A few days ago, I posted about change and how teaching is like a closet. New things come in to make change.
Seven years ago, TAH and Bill Virden entered my life. At the time, I appreciated history more and more. At the time, my husband was unemployed and the TAH grant was an option for classes. I vividly remember coming home to my husband proclaiming that I could get paid to go to to history class. REALLY?!?!?!?!? It was a new day!
The TAH (Teaching American History) grant class was both exhilarating and intimidating at the same time. At the time, I taught Kindergarten. I was sitting in a room with middle and high school teachers. Again, I taught Kindergarten.

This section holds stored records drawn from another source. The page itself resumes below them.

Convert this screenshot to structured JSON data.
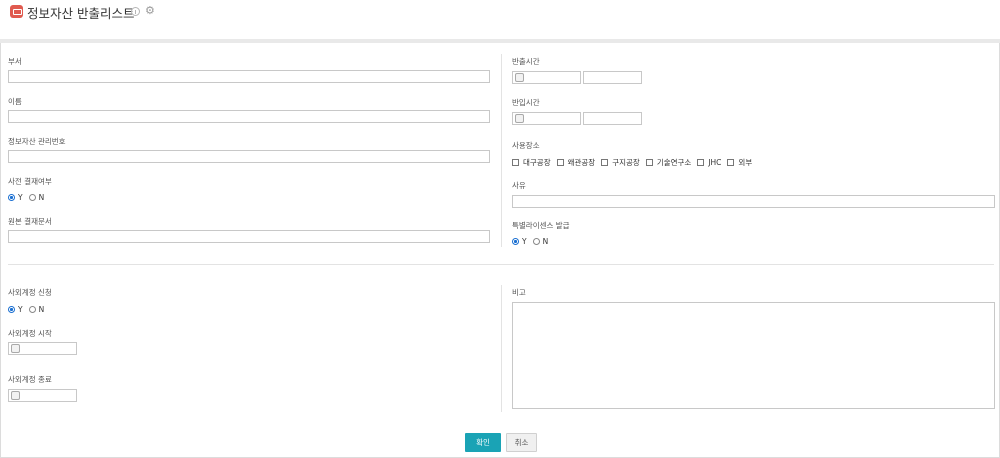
{
  "header": {
    "title": "정보자산 반출리스트",
    "icons": [
      "app-icon",
      "info-icon",
      "gear-icon"
    ]
  },
  "left": {
    "dept_label": "부서",
    "name_label": "이름",
    "asset_no_label": "정보자산 관리번호",
    "pre_approval_label": "사전 결재여부",
    "pre_approval_options": [
      "Y",
      "N"
    ],
    "pre_approval_selected": "Y",
    "orig_doc_label": "원본 결재문서"
  },
  "right": {
    "out_time_label": "반출시간",
    "in_time_label": "반입시간",
    "place_label": "사용장소",
    "places": [
      "대구공장",
      "왜관공장",
      "구지공장",
      "기술연구소",
      "JHC",
      "외부"
    ],
    "reason_label": "사유",
    "license_label": "특별라이센스 발급",
    "license_options": [
      "Y",
      "N"
    ],
    "license_selected": "Y"
  },
  "bottom": {
    "ext_account_label": "사외계정 신청",
    "ext_account_options": [
      "Y",
      "N"
    ],
    "ext_account_selected": "Y",
    "ext_start_label": "사외계정 시작",
    "ext_end_label": "사외계정 종료",
    "note_label": "비고"
  },
  "buttons": {
    "confirm": "확인",
    "cancel": "취소"
  },
  "colors": {
    "accent": "#1aa3b5",
    "app_icon": "#e05a4f",
    "radio_on": "#1a6fd1"
  }
}
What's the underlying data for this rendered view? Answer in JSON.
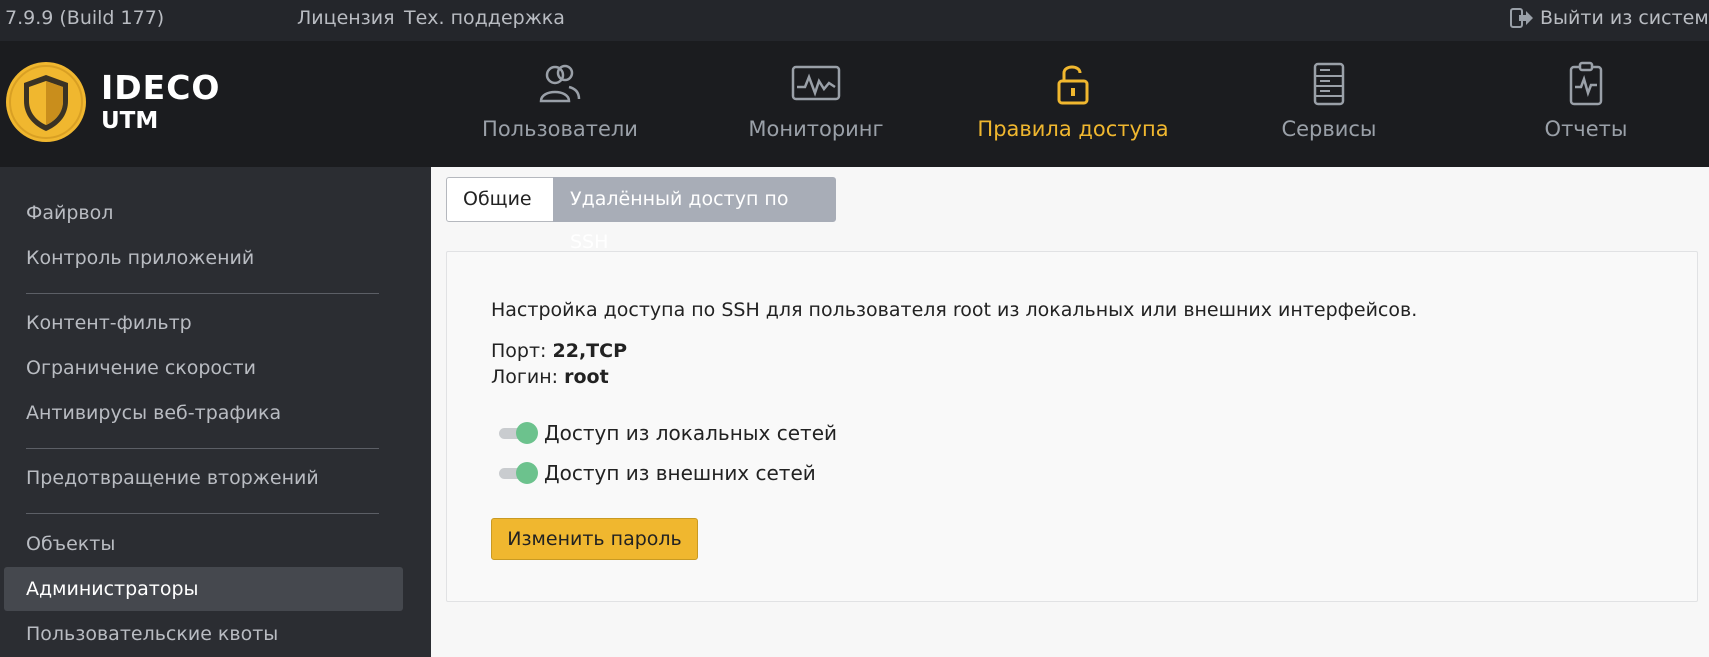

I was happy to teach my kids about basic landmarks and the current president.
Bill Virden was our leader for TAH, accompanied by his incredible group of expert teachers. For the next four years, I was engaged monthly with an enlightened group of passionate history educators. Friendships were made, knowledge grew and a bond was established. It was amazing. Yet again remember, I was a Kindergarten teacher among jr/hs teachers.
Over the years, I grew and apparently, Bill realized that time in class had changed me. He believed in my work with young kids and was invested in my career. I remember the day when he and his wife took the time to drive down from Denver to see my first graders (I moved up) present their American history reports. It meant a lot to me to have he and Jo make the trip.
My time in TAH opened many new doors. in time, I had the confidence to apply for NEH and Gilder Lehrman courses. I was accepted. Yet again, I was changed. I began writing curriculum for various establishments. A more significant shift happened in my classroom teaching. History was the root of my curriculum. Everything could be taught through it.
I vividly remember the summer of 2013. The previous summer, I had to bow out of the week long TAH class. I was beginning my masters courses at Colorado College. I had to make a choice. However, history was alive and well in my mind and I managed to get excused from a week of my master's class to attend the TAH summer course. Bill had an a line up for the elementary teachers that was amazing! Again, I was changed.
I am the educator today because of a change in my closet. This change was Bill Virden. Many of us are the educators today because of Bill Virden. He opened new doors in my life and created change. I am better for it. I am thankful for it.
Rest in peace. You will be missed more than you know!